Investigators still do not know why Nash of Shelby Township went to the splash pad.

Nash was described by police as walking calmly back to his car after the mass shooting.

Click on Detroit Reports police tracked Nash at home Saturday night in Shelby.

When sheriff's deputies entered the home, Nash was found dead from a self-inflicted gunshot wound.

Community action agencies in Utah and across the nation are celebrating 60 years of battling poverty.

Jennifer Godfrey with Utah Community Action says there are a total of nine community action agencies in the Beehive State, with each one aiming to help Utahns in their own unique way.

She adds all nine organizations have the ability to provide services that can change people's lives.

Not only is it incredibly humbling to be a part of that work, but it's also such an honor to be working with these individuals who are experiencing poverty, because everybody deserves a second chance from time to time.

Godfrey says people who experience poverty aren't a monolith.

She says because poverty is a complex issue, there isn't a single reason behind it for many people.

In Utah, Native Americans experience the highest rate of poverty at just above 27 percent.

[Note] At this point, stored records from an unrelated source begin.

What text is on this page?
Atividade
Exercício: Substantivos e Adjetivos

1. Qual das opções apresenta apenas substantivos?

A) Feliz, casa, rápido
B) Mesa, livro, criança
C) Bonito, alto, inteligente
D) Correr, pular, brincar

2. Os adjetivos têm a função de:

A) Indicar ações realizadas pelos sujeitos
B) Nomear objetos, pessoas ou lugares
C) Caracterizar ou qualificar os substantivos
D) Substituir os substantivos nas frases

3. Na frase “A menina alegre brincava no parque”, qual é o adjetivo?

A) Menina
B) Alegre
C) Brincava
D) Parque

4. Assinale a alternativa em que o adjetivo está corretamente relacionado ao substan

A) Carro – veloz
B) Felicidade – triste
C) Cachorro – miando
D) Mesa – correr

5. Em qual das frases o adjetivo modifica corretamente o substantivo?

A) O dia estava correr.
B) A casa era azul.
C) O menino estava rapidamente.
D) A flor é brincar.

I'm Alex Gonzalez reporting.

Utah's poverty rate sits just below 9 percent, which is below the national average of around 12 percent.

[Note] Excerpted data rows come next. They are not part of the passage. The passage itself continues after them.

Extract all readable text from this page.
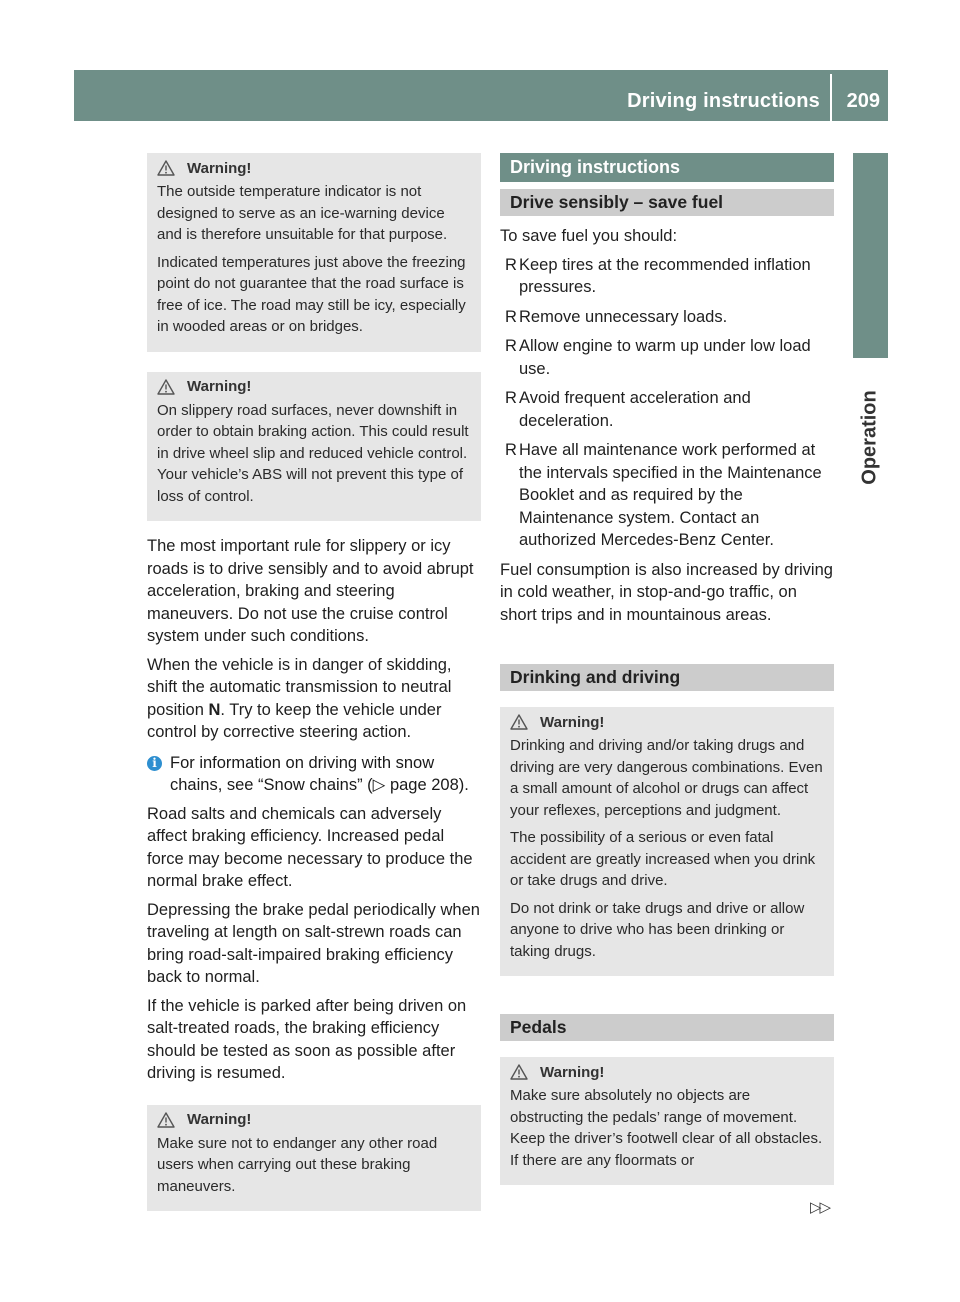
Driving instructions 209
Operation
Warning!

The outside temperature indicator is not designed to serve as an ice-warning device and is therefore unsuitable for that purpose.

Indicated temperatures just above the freezing point do not guarantee that the road surface is free of ice. The road may still be icy, especially in wooded areas or on bridges.

Warning!

On slippery road surfaces, never downshift in order to obtain braking action. This could result in drive wheel slip and reduced vehicle control. Your vehicle’s ABS will not prevent this type of loss of control.

The most important rule for slippery or icy roads is to drive sensibly and to avoid abrupt acceleration, braking and steering maneuvers. Do not use the cruise control system under such conditions.

When the vehicle is in danger of skidding, shift the automatic transmission to neutral position N. Try to keep the vehicle under control by corrective steering action.

i For information on driving with snow chains, see “Snow chains” (▷ page 208).

Road salts and chemicals can adversely affect braking efficiency. Increased pedal force may become necessary to produce the normal brake effect.

Depressing the brake pedal periodically when traveling at length on salt-strewn roads can bring road-salt-impaired braking efficiency back to normal.

If the vehicle is parked after being driven on salt-treated roads, the braking efficiency should be tested as soon as possible after driving is resumed.

Warning!

Make sure not to endanger any other road users when carrying out these braking maneuvers.

Driving instructions
Drive sensibly – save fuel

To save fuel you should:

R Keep tires at the recommended inflation pressures.
R Remove unnecessary loads.
R Allow engine to warm up under low load use.
R Avoid frequent acceleration and deceleration.
R Have all maintenance work performed at the intervals specified in the Maintenance Booklet and as required by the Maintenance system. Contact an authorized Mercedes-Benz Center.

Fuel consumption is also increased by driving in cold weather, in stop-and-go traffic, on short trips and in mountainous areas.

Drinking and driving
Warning!

Drinking and driving and/or taking drugs and driving are very dangerous combinations. Even a small amount of alcohol or drugs can affect your reflexes, perceptions and judgment.

The possibility of a serious or even fatal accident are greatly increased when you drink or take drugs and drive.

Do not drink or take drugs and drive or allow anyone to drive who has been drinking or taking drugs.

Pedals
Warning!

Make sure absolutely no objects are obstructing the pedals’ range of movement. Keep the driver’s footwell clear of all obstacles. If there are any floormats or

▷▷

This is Public News Service.

Next to California, where a startup is blending artificial intelligence with an ancient Japanese method of fish processing.

More in this Sentiment Solutions journalism, California News Service collaboration.

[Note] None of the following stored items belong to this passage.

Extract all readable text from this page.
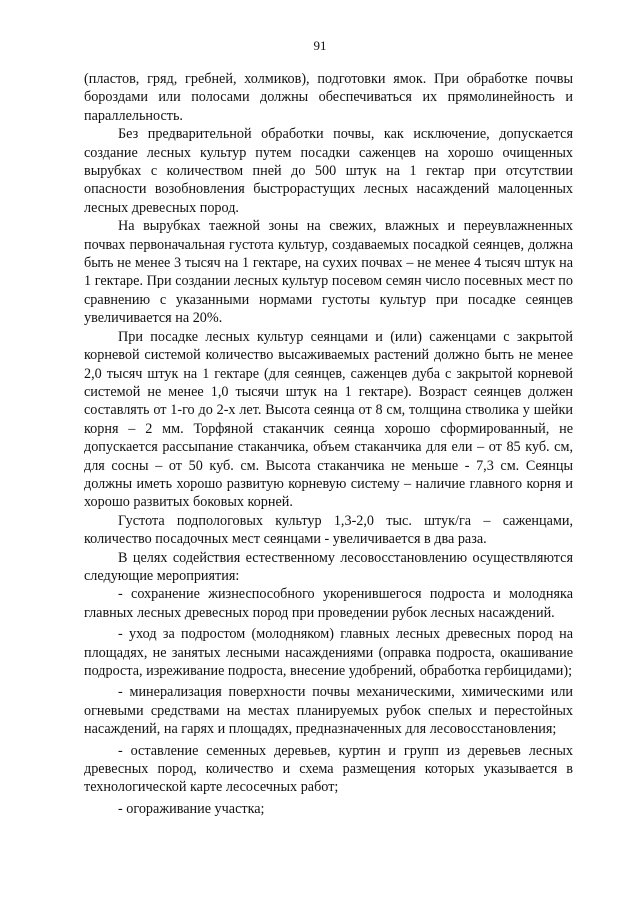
91

(пластов, гряд, гребней, холмиков), подготовки ямок. При обработке почвы бороздами или полосами должны обеспечиваться их прямолинейность и параллельность.

Без предварительной обработки почвы, как исключение, допускается создание лесных культур путем посадки саженцев на хорошо очищенных вырубках с количеством пней до 500 штук на 1 гектар при отсутствии опасности возобновления быстрорастущих лесных насаждений малоценных лесных древесных пород.

На вырубках таежной зоны на свежих, влажных и переувлажненных почвах первоначальная густота культур, создаваемых посадкой сеянцев, должна быть не менее 3 тысяч на 1 гектаре, на сухих почвах – не менее 4 тысяч штук на 1 гектаре. При создании лесных культур посевом семян число посевных мест по сравнению с указанными нормами густоты культур при посадке сеянцев увеличивается на 20%.

При посадке лесных культур сеянцами и (или) саженцами с закрытой корневой системой количество высаживаемых растений должно быть не менее 2,0 тысяч штук на 1 гектаре (для сеянцев, саженцев дуба с закрытой корневой системой не менее 1,0 тысячи штук на 1 гектаре). Возраст сеянцев должен составлять от 1-го до 2-х лет. Высота сеянца от 8 см, толщина стволика у шейки корня – 2 мм. Торфяной стаканчик сеянца хорошо сформированный, не допускается рассыпание стаканчика, объем стаканчика для ели – от 85 куб. см, для сосны – от 50 куб. см. Высота стаканчика не меньше - 7,3 см. Сеянцы должны иметь хорошо развитую корневую систему – наличие главного корня и хорошо развитых боковых корней.

Густота подпологовых культур 1,3-2,0 тыс. штук/га – саженцами, количество посадочных мест сеянцами - увеличивается в два раза.

В целях содействия естественному лесовосстановлению осуществляются следующие мероприятия:

- сохранение жизнеспособного укоренившегося подроста и молодняка главных лесных древесных пород при проведении рубок лесных насаждений.

- уход за подростом (молодняком) главных лесных древесных пород на площадях, не занятых лесными насаждениями (оправка подроста, окашивание подроста, изреживание подроста, внесение удобрений, обработка гербицидами);

- минерализация поверхности почвы механическими, химическими или огневыми средствами на местах планируемых рубок спелых и перестойных насаждений, на гарях и площадях, предназначенных для лесовосстановления;

- оставление семенных деревьев, куртин и групп из деревьев лесных древесных пород, количество и схема размещения которых указывается в технологической карте лесосечных работ;

- огораживание участка;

Process is called ekejime, which means brain spike.

It kills the fish more quickly and with less pain when performed correctly.

Lynn Sneddon is a lecturer at the University of Gothenburg in Sweden, who has researched fish pain for more than two decades.

She says most fish caught commercially experience very painful deaths, but that is changing.

If that is done incredibly quickly, it's more humane than the animals, for example, just suffocating and dying on deck of a boat.

Some species, it can take up to 15 minutes for a fish to die.

Ekejime was developed in the early 1600s, but it was revived in the 1970s as the fishing industry began looking for ways to kill fish in a more humane fashion.

Currently, artificial intelligence is used to evaluate the fish and insert a spike directly into the brain, quickly ending its life.

Mark Richardson reporting.

Meantime, federal law and Illinois law are at odds over ownership, access and use of the state's streams, lakes and rivers.

A fraction of the waterways fall under Illinois law, which permits public access.

Federal law allows private ownership of most of Illinois waterways.

House Bill 4708, which saw little action in the 2024 legislative session, proposes that any lake, river or stream that can support commercial or recreational activities should have open access.

The Illinois Environmental Council wants the bill passed.

Land Use Programs Director Elliott Clay is optimistic lawmakers will hear the bill in the future.

We've still got a ways to go in terms of passing this.

We had gotten it into the legislature this last year, and we definitely intend on bringing this back up, especially during the next legislative session in 2025.

There was pretty stiff opposition to this bill, especially from the agricultural communities.

I'm Terry Dee reporting.

Finally, from a Mike Bowen, on average, nearly 40 percent of traffic fatality victims in Minnesota are 55 and older.

The Minnesota legislature has approved cutting in half the driver safety class hours Minnesota seniors are required to take to get an auto insurance discount.

Supporters note that class participation is lagging, with only 30 percent of those eligible signing up.

Joe Biernat of the Minnesota Highway Safety and Research Center says with an aging population, more older drivers will likely be on the roads, but not enough are up to speed on evolving traffic trends and rules.

Minnesota spends so much money on infrastructure every year, but we spend very little on the driver that uses that infrastructure.

Biernat acknowledges it might be a challenge fitting all the necessary information into a reduced class schedule.

This is Mike Clifford, and thank you for starting your week with Public News Service.